TORAH ET LIBERTE

La période du Omer, qui rattache Pessah à Chavouoth, et qui se conclue précisément par la célébration de la fête du « don de la Torah », nous enseigne que les deux évènements majeurs de l’histoire d’Israël, sont ontologiquement liés et complémentaires : sans la libération d’Egypte, il n’y aurait pas eu de Chavouoth, et sans la Révélation de D. au Sinaï, la sortie d’Egypte n’aurait servi à rien ; point de liberté, point de Torah !

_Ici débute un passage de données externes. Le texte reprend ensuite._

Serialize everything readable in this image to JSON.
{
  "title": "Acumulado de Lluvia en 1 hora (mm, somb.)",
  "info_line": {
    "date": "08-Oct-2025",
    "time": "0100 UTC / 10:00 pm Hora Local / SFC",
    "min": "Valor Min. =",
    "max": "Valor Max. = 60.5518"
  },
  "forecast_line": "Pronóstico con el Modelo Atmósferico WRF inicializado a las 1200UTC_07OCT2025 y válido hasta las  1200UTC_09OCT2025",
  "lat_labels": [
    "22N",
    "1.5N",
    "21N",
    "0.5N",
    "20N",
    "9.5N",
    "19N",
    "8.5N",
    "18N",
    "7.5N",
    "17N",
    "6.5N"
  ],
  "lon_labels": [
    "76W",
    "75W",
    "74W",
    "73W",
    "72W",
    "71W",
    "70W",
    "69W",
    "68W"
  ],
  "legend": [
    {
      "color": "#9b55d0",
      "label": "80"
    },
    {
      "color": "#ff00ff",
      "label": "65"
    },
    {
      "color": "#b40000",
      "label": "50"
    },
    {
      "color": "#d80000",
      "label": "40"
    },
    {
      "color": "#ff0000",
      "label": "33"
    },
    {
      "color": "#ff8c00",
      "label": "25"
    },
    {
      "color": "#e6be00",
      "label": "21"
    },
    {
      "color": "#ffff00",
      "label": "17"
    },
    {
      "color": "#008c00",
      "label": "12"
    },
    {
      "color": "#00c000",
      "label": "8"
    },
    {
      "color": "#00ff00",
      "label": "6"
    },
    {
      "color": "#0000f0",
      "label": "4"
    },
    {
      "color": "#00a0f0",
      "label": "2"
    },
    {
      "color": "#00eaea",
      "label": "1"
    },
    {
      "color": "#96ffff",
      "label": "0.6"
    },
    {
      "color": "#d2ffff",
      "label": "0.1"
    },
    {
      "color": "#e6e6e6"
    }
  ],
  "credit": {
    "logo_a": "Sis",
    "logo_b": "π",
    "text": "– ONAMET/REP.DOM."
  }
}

Le plan divin prévoyait donc, et ce depuis la Création du monde, dit le Midrash, qu’Israël soit libéré de l’esclavage, puis mené vers le mont Sinaï pour y recevoir la Torah, la Loi révélée. Cette liberté acquise devait être la condition sine qua non pour que D. donne Sa Torah à Son peuple, conformément au droit toraïque qui stipule qu’un esclave ne peut s’engager sur aucune chose, ne peut rien posséder en propre, tout le temps qu’il est sous la « propriété » d’un maître. Or, D. avait prévu dès l’origine, de donner Sa Torah à Israël. Dès lors, surgit la question : mais de quelle liberté est-il question ici ? Tout avait été prévu dans le détail par le Créateur. Le Talmud règle définitivement le problème en affirmant, se basant sur le sens obvie du mot  bétahtith hahar – sous la montagne – (Chémoth XIX v.17), c’est-à-dire que D. avait placé la montagne du Sinaï au-dessus de la tête des fils d’Israël, leur enjoignant d’accepter la Torah ; sans quoi, ils y auraient été ensevelis, là, et le monde serait retourné au tohu bohu originel! En d’autres termes, D. menaça Israël d’élimination s’il ne recevait pas la Torah. Cela revient à dire qu’Il ne laissa aucun choix, aucune possibilité de refus, donc aucune liberté de décider. Quelle serait donc la valeur de leur acquiescement ?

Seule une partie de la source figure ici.